Le grès albien affleure d’ailleurs çà et là (à Meraguen, au Boudda). Aussi n’a-t-on pas osé porter sur la carte géologique ces argiles cénomaniennes, aux contours indécis dans l’état de nos connaissances ; on a fait coïncider la limite du Crétacé moyen avec la base des calcaires turoniens.

A l’ouest du Touat l’attribution des couches horizontales à tel ou tel étage devient plus délicate. On peut affirmer en tout cas qu’elles tiennent une grande place, réduisant les affleurements primaires au rôle de fenêtres.
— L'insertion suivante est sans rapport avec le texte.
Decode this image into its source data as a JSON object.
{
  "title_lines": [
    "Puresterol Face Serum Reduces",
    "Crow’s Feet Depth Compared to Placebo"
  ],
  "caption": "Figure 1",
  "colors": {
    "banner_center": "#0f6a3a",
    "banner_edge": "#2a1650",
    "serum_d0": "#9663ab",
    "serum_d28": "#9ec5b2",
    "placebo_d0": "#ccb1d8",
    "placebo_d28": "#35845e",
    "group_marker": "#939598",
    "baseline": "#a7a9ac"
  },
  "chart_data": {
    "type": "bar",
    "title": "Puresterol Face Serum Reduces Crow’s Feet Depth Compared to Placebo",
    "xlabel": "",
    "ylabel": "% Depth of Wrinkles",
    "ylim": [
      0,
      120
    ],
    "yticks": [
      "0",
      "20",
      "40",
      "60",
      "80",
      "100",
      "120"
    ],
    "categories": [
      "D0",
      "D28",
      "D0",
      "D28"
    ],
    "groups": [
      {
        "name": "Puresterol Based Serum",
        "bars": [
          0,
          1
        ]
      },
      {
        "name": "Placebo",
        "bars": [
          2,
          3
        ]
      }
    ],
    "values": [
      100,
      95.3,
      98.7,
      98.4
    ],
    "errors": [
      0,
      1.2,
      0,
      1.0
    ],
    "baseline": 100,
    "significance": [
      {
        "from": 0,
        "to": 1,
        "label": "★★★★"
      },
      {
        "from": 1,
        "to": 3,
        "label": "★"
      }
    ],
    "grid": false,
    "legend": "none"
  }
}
Elles sont de composition assez uniforme, argiles de couleurs vives, rouges et vertes, alternant avec des bancs de grès du type habituel, à dragées et à bois silicifiés.

A la partie supérieure de cette formation on voit quelquefois des argiles gypseuses ; au puits de Sefiat, en particulier, elles constituent les falaises qui entourent le puits. Pourtant le grès a souvent un facies particulier, qui n’est pas celui des grès à dragées, il est spongieux, creusé de cavités, entre lesquelles subsistent des colonnettes filiformes, j’imagine qu’il est calcarifère. A la surface des hammadas il se découpe en buttes ruiniformes qui sont une nouveauté dans le paysage.
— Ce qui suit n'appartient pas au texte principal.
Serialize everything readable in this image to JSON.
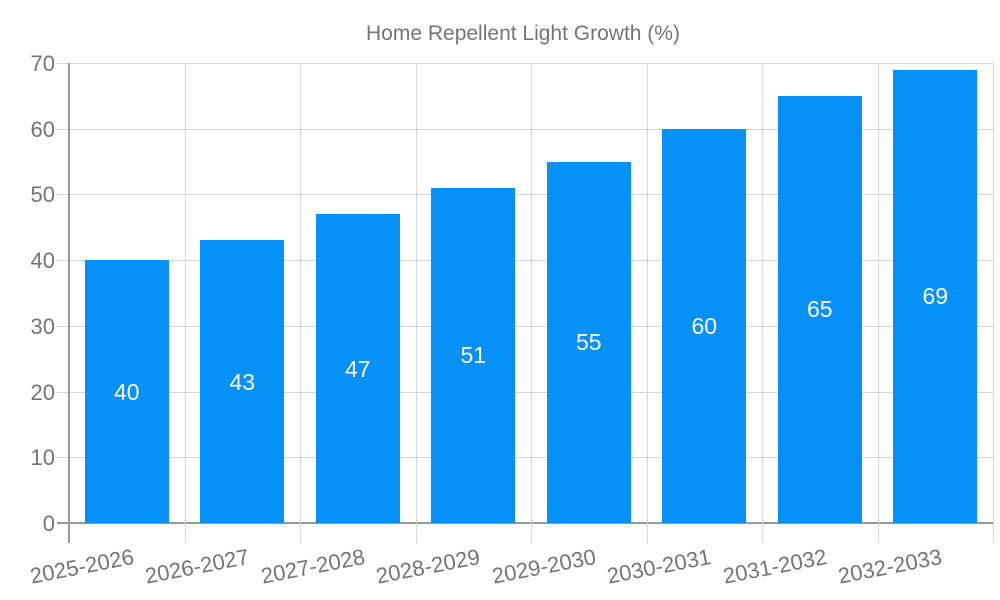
{
  "chart_data": {
    "type": "bar",
    "title": "Home Repellent Light Growth (%)",
    "categories": [
      "2025-2026",
      "2026-2027",
      "2027-2028",
      "2028-2029",
      "2029-2030",
      "2030-2031",
      "2031-2032",
      "2032-2033"
    ],
    "values": [
      40,
      43,
      47,
      51,
      55,
      60,
      65,
      69
    ],
    "xlabel": "",
    "ylabel": "",
    "ylim": [
      0,
      70
    ],
    "ytick_step": 10,
    "ytick_labels": [
      "0",
      "10",
      "20",
      "30",
      "40",
      "50",
      "60",
      "70"
    ],
    "legend_position": "top",
    "grid": true,
    "bar_value_labels_inside": true,
    "colors": {
      "bar": "#0591f7",
      "bar_label": "#ffffff",
      "axis_text": "#757575",
      "grid_line": "#d6d6d6",
      "axis_line": "#999999",
      "background": "#ffffff"
    }
  }
}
Ce grès particulier constitue par exemple toute la hammada d’où émerge le chicotéodévonien du dj. Heirane. On le voit à Haci Boura, à Haci Rezegallah.
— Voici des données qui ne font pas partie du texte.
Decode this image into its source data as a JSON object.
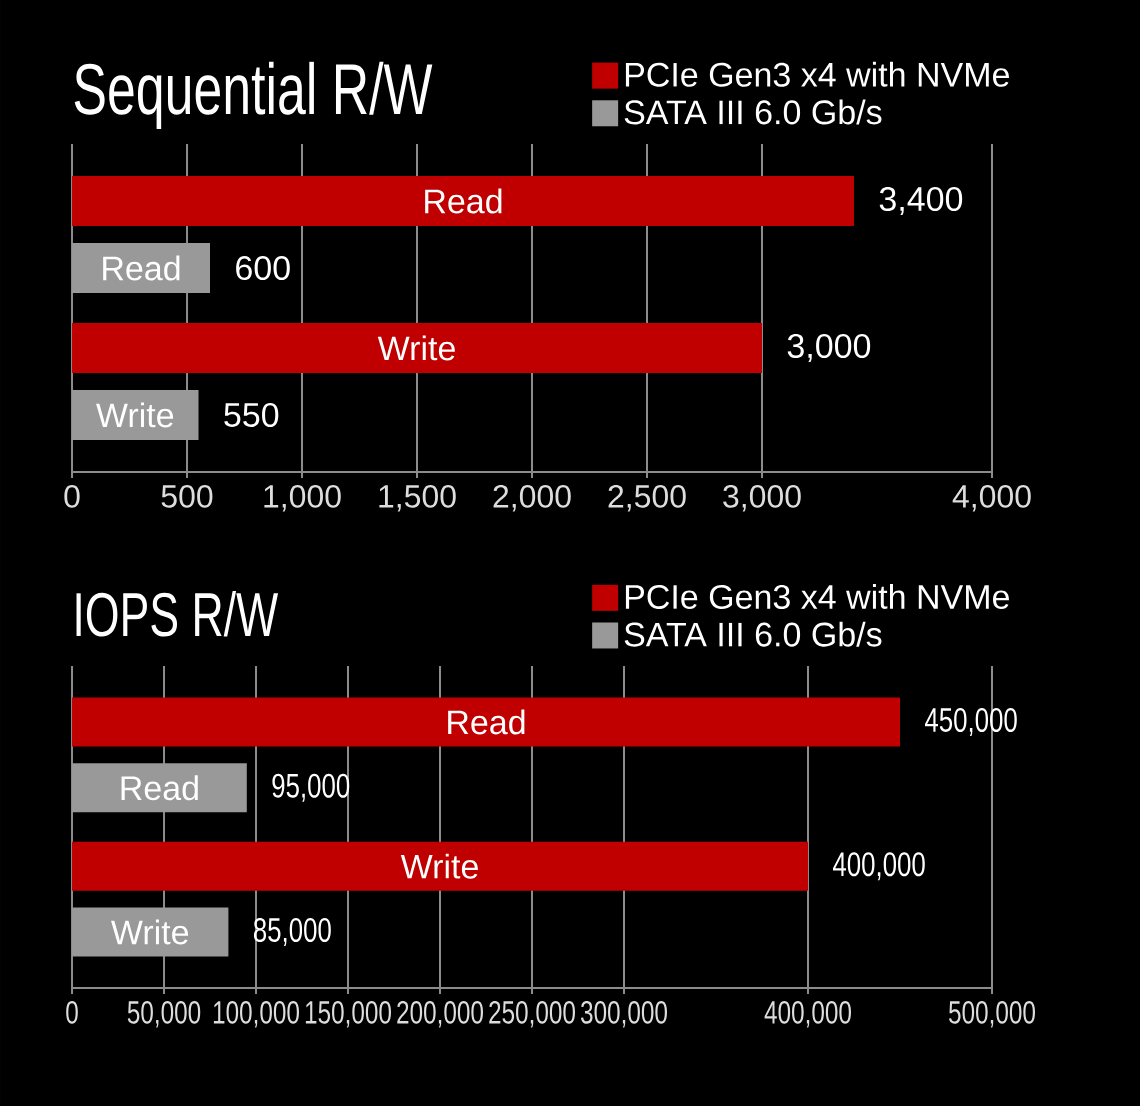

Il est vrai que sur la route entre le dj. Heirane et le Bouda j’ai cru observer le passage latéral d’un facies à l’autre.

Nulle part, à ma connaissance, on ne voit réapparaître les calcaires et les marnes fossilifères du Tadmaït, qui permettent dans la région orientale une détermination précise.

Pourtant ces formations horizontales manifestement post-primaires, se distinguent bien nettement des dépôts tertiaires par leur compacité et leur aspect ancien ; localement elles ont été vigoureusement affectées par des failles ([fig. 46]) ; il est difficile de ne pas les croire prétertiaires. Et après tout leur analogie de facies est évidente avec l’albien du Touat dont il est naturel de croire qu’elles sont ce qu’elles paraissent, un simple prolongement.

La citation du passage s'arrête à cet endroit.